I do agree that it's good for us to do something different than the competition, but recruiting does suffer somewhat. It's a trade-off, and one that I think works in our favor. Somewhat.
I don't agree that the star ratings are purely a product of who wants who. There's some fan base bias, but if that was the predominant factor there wouldn't be the strong correlation between top-ten teams and top-ten recruiting. You'll find exceptions, but in general the correlation is strong.
My point wasn't that recruiting rankings are totally inaccurate, or just based on fan base perception. Like I said, they wind up being a
proxy for identifying talent (in hindsight). But they are an effect, not a cause. Alabama isn't offering kids because they are 5-stars. They're offering them because their scouts have identified that kid as a top tier talent for their system. The ranking services are giving the kid a star rating based on the consensus of the top programs of a kids value. The top programs are getting top tier athletes because they are top programs. Those kids are rated "5*'s" because the top programs highly desire them.
So, yes, there is a direct correlation between top programs, top talent, recruiting rankings and success. But the ratings are more an evaluation of the schools, not the individual players.
My point was in questioning how
Tech should measure recruiting success. Looking at star ratings alone, we're not considering how our staff evaluates a player as a fit for our system. Especially on offense. We're using a proxy score that's designed for NFL-style systems.
There is absolutely overlap. Give us Alabama's O-Line and our offense would be unstoppable. Julio Jones and Calvin Johnson would be monsters in any system...
But Trevor Lawrence would be a poor fit at QB for us. If our program was strong enough to attract 'Trevor Lawrence's then we'd be best served running the system those players want to play in (ie NFL prep). But there is not a realistic scenario where in the near future we are regularly competing head-to-head with uGA, Bama, Clemson, etc for top recruits.
Bottom line, we recruit a lot of guys who are 'athletes' and 'tweeners'. Searcy was rated as a low 3* CB, because that was his 'best fit' for the prevailing system. Lynch was a 2* WR. If the prevailing system were the Flexbone, those guys would have been high 3 or 4* A-back prospects. JeT and James Graham were both 3-4*s as defense-prospect athletes (even though they played quarterback, they weren't a 'fit' for QB at the next level. IIRC JeT was not a 4* 'DB' until Bama offered. Graham was unranked until he committed to VT.) They're 5* material for Tech at QB.

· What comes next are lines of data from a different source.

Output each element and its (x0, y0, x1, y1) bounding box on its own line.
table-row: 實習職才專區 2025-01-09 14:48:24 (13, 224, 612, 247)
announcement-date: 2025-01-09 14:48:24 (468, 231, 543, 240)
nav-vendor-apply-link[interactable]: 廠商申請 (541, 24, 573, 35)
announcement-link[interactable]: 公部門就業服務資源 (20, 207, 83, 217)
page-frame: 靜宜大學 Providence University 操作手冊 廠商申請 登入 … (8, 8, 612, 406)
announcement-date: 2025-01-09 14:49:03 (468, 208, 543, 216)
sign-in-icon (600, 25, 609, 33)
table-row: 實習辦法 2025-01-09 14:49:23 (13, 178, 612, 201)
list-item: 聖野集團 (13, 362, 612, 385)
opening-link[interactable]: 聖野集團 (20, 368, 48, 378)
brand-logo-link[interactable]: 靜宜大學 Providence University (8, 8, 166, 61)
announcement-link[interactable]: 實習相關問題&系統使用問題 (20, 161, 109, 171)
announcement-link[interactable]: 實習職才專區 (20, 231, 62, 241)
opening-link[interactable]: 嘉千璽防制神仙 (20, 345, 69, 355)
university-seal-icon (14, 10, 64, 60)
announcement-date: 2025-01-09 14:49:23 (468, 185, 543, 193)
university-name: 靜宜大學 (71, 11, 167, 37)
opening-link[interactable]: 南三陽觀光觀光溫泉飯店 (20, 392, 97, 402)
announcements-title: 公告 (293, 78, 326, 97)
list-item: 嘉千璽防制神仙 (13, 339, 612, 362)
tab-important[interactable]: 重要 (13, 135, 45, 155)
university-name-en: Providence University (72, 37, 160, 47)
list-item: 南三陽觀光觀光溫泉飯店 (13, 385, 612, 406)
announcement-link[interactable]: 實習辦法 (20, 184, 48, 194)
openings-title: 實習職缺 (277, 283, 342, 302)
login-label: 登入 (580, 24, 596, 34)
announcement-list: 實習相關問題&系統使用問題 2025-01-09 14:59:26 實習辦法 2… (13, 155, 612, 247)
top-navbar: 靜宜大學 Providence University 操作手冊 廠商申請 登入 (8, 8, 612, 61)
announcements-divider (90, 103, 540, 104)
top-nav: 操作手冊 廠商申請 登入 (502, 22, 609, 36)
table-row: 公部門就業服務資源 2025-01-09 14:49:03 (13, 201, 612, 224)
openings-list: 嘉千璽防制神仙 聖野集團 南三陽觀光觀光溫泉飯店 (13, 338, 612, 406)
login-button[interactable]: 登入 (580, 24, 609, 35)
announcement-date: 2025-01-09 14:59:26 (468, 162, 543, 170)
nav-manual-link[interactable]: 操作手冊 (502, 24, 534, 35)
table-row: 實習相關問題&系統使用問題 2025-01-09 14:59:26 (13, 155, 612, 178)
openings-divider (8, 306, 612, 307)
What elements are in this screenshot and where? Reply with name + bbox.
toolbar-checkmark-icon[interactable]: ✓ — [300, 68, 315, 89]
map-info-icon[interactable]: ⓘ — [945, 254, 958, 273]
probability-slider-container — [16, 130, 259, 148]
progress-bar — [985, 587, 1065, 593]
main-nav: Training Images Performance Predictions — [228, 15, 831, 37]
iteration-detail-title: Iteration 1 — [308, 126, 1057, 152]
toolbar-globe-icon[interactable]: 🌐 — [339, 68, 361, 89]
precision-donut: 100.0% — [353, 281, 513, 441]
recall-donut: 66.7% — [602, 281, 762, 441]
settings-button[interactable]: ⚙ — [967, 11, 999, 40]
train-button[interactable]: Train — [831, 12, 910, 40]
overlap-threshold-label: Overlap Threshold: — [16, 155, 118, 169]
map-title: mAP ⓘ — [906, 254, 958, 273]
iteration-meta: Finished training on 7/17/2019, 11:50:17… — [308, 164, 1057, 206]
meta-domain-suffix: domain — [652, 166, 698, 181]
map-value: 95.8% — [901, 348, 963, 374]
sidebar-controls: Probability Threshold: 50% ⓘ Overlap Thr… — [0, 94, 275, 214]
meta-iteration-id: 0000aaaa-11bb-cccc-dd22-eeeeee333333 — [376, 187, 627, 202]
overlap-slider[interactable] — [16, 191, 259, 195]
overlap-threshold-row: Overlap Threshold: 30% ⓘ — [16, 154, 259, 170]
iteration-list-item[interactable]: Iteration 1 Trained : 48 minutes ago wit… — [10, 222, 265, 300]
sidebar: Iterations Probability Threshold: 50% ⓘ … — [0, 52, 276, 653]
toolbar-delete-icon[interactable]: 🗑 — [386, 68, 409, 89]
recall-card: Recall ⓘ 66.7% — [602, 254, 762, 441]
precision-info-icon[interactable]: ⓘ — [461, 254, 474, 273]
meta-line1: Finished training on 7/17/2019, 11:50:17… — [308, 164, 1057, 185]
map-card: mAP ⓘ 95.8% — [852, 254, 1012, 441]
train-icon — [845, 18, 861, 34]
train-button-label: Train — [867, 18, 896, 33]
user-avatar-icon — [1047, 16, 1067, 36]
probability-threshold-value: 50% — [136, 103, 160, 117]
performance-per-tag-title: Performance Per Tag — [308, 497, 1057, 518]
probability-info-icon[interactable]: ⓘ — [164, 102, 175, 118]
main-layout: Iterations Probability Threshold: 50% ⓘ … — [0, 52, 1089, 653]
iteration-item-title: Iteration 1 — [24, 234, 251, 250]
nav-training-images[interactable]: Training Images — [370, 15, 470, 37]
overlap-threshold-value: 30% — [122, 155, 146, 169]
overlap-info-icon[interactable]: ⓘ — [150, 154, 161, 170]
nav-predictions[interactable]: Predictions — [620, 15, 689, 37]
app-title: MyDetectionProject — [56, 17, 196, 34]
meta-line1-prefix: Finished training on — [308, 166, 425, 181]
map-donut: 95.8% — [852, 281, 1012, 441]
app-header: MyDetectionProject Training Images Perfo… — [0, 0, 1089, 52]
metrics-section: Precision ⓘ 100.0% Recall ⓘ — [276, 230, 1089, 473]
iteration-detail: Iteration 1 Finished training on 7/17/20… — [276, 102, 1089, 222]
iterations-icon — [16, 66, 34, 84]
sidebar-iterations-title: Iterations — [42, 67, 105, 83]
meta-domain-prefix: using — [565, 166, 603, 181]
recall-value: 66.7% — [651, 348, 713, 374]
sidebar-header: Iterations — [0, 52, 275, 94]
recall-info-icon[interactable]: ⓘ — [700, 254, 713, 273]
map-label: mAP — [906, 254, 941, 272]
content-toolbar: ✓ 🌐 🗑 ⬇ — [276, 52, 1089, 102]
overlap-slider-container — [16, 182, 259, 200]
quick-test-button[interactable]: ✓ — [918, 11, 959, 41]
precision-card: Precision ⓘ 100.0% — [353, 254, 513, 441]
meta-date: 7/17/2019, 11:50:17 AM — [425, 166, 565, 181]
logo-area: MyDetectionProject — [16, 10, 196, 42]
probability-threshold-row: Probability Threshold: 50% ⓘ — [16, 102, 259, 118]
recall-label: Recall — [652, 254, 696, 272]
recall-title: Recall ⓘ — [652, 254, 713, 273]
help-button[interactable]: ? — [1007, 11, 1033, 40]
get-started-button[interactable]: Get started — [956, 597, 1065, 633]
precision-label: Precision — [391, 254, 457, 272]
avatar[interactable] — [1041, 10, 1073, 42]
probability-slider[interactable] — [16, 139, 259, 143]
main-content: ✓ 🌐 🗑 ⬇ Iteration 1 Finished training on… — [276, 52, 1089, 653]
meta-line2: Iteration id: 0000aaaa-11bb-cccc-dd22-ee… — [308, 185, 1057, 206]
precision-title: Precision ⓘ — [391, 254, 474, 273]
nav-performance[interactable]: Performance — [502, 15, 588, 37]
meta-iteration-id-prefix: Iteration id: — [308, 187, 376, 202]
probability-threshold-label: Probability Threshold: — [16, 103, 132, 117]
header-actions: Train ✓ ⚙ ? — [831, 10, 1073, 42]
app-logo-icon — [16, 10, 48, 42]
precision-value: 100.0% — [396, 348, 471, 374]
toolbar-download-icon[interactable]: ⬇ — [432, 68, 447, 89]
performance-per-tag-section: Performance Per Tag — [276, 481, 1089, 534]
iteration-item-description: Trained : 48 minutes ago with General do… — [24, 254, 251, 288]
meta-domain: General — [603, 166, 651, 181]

I'm not saying we're a stealth top-15 recruiting powerhouse. But our offensive results have consistently outperformed our "ranking". To get back to my original question "how should we evaluate recruiting success?" I think we have to look at whether we're getting the guys our coaches want, not if we're getting the guys other coaches want. How are we performing with the kids we get, doing what we're trying to do? (Which has been pretty good on offense most years.)